Star Trek BlurayNach ewig langer Verweigerung habe ich mich schließlich von meinem besten Freund doch noch überreden lassen, mir Star Trek anzusehen. Es hat mich Überwindung gekostet. Letztendlich, das gab den Ausschlag, ist es ein Science Fiction Film und ich liebe Science Fiction Filme (Episode I, II, III sind davon ausgenommen). Ich mag die majestätischen, düsteren Filme mit langsamer Bewegung, die dystopischen Werke, die Alieninvasionen, auch die Parodien, wenn sie Witz haben. Ich liebe Raumschiffe, die durch das Weltall ziehen. Kurz gesagt, ich bin ein Science Fiction Fan. (noch eine Ausnahme: Indiana Jones 4). Und ich mag, natürlich, auch quietschbunte Actionspektakel. Ich mag auch Science Fiction in Fernsehserien, meistens jedenfalls. Ich mag die Star Trek Serien. Ich mag die Star Trek Filme.
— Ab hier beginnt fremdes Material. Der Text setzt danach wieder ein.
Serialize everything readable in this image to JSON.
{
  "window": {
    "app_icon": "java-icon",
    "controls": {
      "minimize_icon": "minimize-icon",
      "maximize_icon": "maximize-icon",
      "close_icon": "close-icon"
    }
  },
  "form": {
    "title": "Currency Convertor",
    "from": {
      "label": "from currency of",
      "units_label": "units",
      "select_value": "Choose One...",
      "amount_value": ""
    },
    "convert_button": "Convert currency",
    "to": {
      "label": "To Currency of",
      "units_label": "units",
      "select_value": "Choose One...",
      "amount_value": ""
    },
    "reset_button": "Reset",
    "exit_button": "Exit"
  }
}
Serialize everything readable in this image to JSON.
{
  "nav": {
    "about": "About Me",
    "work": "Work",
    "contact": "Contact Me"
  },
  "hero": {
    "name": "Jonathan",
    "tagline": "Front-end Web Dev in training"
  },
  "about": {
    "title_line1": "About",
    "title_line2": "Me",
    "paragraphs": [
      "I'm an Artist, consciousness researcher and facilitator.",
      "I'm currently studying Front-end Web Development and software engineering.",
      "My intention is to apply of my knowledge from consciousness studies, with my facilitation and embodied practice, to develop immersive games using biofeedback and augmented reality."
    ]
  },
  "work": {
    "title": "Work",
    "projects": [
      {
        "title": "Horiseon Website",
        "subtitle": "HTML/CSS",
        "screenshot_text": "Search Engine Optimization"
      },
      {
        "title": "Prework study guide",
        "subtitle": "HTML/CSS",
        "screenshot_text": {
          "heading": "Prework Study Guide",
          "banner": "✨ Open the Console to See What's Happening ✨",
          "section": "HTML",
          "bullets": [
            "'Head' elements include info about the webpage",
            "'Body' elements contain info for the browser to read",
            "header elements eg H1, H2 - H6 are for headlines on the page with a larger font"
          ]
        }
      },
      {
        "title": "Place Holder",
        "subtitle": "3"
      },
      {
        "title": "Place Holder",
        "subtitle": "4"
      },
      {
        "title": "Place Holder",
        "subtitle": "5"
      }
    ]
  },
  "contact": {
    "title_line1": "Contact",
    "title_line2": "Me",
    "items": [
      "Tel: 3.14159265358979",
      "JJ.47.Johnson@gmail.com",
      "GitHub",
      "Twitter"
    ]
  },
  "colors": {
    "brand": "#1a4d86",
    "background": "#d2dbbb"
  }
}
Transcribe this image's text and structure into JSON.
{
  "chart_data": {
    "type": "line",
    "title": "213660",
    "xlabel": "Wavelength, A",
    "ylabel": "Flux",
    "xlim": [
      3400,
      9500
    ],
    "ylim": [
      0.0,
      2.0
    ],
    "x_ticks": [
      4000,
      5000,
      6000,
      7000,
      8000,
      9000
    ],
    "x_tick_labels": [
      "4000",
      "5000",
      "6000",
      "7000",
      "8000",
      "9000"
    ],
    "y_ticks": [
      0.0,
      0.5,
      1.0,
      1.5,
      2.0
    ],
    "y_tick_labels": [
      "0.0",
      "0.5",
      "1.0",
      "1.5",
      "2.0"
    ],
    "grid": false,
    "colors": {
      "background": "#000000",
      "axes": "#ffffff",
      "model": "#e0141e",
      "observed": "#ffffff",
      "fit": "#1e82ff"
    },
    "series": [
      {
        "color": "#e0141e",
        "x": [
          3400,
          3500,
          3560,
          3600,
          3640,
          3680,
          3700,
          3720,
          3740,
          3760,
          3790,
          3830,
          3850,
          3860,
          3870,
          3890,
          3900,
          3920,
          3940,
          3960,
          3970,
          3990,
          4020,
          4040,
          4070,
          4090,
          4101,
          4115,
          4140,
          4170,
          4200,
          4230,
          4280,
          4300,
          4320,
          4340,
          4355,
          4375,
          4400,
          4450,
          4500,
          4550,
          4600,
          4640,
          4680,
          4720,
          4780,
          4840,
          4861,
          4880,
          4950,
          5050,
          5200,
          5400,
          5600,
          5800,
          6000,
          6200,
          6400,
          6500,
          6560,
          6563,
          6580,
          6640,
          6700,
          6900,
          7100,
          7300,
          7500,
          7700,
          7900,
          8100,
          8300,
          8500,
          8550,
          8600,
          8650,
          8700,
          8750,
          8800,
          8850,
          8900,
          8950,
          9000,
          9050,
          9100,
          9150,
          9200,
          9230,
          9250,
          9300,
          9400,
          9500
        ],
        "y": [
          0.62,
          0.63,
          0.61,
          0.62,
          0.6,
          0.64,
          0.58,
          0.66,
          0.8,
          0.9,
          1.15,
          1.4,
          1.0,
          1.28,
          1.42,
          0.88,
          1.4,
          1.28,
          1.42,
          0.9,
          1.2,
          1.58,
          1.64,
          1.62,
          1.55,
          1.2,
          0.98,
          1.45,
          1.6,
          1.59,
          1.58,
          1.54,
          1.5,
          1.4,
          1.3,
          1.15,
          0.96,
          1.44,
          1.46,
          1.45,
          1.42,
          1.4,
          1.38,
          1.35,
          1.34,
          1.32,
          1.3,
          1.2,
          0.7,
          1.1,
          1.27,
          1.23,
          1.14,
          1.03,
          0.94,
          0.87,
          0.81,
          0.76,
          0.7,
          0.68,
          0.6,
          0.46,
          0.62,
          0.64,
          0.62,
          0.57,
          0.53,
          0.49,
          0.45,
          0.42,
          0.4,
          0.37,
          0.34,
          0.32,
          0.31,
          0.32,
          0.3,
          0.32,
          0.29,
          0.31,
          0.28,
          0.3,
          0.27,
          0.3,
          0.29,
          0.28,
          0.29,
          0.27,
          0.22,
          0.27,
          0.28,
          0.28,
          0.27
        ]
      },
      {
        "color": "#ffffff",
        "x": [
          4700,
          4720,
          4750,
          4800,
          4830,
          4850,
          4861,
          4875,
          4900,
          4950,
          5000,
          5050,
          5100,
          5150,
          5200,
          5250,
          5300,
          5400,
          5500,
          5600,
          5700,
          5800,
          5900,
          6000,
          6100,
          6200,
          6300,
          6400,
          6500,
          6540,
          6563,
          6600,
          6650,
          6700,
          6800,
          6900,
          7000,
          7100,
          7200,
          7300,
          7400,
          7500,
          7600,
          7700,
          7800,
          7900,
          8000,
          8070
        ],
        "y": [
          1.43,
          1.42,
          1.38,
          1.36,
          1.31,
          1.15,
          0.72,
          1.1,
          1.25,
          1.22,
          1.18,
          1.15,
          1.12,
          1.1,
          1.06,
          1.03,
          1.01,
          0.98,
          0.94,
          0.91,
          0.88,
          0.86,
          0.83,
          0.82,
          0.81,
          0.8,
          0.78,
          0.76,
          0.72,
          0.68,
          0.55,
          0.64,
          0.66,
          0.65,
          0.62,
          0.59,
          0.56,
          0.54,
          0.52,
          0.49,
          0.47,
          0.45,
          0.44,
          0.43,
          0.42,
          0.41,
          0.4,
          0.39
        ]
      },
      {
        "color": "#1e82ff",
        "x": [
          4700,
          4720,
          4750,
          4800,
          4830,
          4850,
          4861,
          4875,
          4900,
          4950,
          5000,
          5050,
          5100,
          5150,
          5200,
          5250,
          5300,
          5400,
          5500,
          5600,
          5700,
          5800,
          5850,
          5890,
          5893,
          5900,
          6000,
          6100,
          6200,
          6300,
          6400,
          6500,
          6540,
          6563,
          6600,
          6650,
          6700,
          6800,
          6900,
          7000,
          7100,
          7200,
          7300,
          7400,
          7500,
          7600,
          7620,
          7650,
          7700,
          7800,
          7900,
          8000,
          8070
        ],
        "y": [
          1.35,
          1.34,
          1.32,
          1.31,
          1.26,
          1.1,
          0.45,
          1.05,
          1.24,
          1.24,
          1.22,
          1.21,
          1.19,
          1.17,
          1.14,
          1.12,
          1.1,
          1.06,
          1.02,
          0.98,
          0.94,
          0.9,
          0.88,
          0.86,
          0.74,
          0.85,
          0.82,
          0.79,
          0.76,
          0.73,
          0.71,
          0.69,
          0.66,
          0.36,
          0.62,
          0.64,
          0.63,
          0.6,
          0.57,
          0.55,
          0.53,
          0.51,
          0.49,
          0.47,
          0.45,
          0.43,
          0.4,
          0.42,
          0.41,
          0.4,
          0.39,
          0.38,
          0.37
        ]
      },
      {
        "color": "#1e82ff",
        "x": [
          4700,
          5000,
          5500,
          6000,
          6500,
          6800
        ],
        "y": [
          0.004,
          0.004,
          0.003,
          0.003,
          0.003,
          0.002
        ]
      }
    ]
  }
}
Und dann ist da der schizophrene Effekt namens Star Trek ...



Star Trek

USA 2009; 2.35:1; ca. 127min; R: J.J. Abrams B: Roberto Orci, Alex Kurzman; D: Chirs Pine, Zachary Quinto, Leonard Nimoy, Eric Bana, Karl Urban, Winona Ryder, Zoe Saldana

Action [*****]

Spannung [***]

Science Fiction [*****]

Story [***]

Gesamteindruck [***]

Bezüglich SPOILER: Ich habe an dieser Stelle groß posaunt, wie sehr ich das verabscheue, wenn Rezensionen spoilern. Jetzt passiert mir selbst derartiges. Es ist so gut wie unmöglich, Spoiler zu vermeiden, wenn man Star Trek Alt mit Star Trek Neu vergleicht. Ich gehe aber davon aus, dass jeder, der sich für Star Trek interessiert, den neuen Film ohnehin schon gesehen hat. Sonst würde ich vorschlagen, diese Review ab dem Zwischentitel Affektierte Seelenlosigkeit nicht mehr zu lesen.

To boldly go ...

Star Trek ist ein clever durchdachter Film. Er stützt sich auf den Namen, ein paar Mythen und Figuren und geht zugleich auf Distanz, ist vollkommen eigenständig. Niemand wird den Film nicht kapieren, wenn er die alten Filme oder die Serien nicht kennt.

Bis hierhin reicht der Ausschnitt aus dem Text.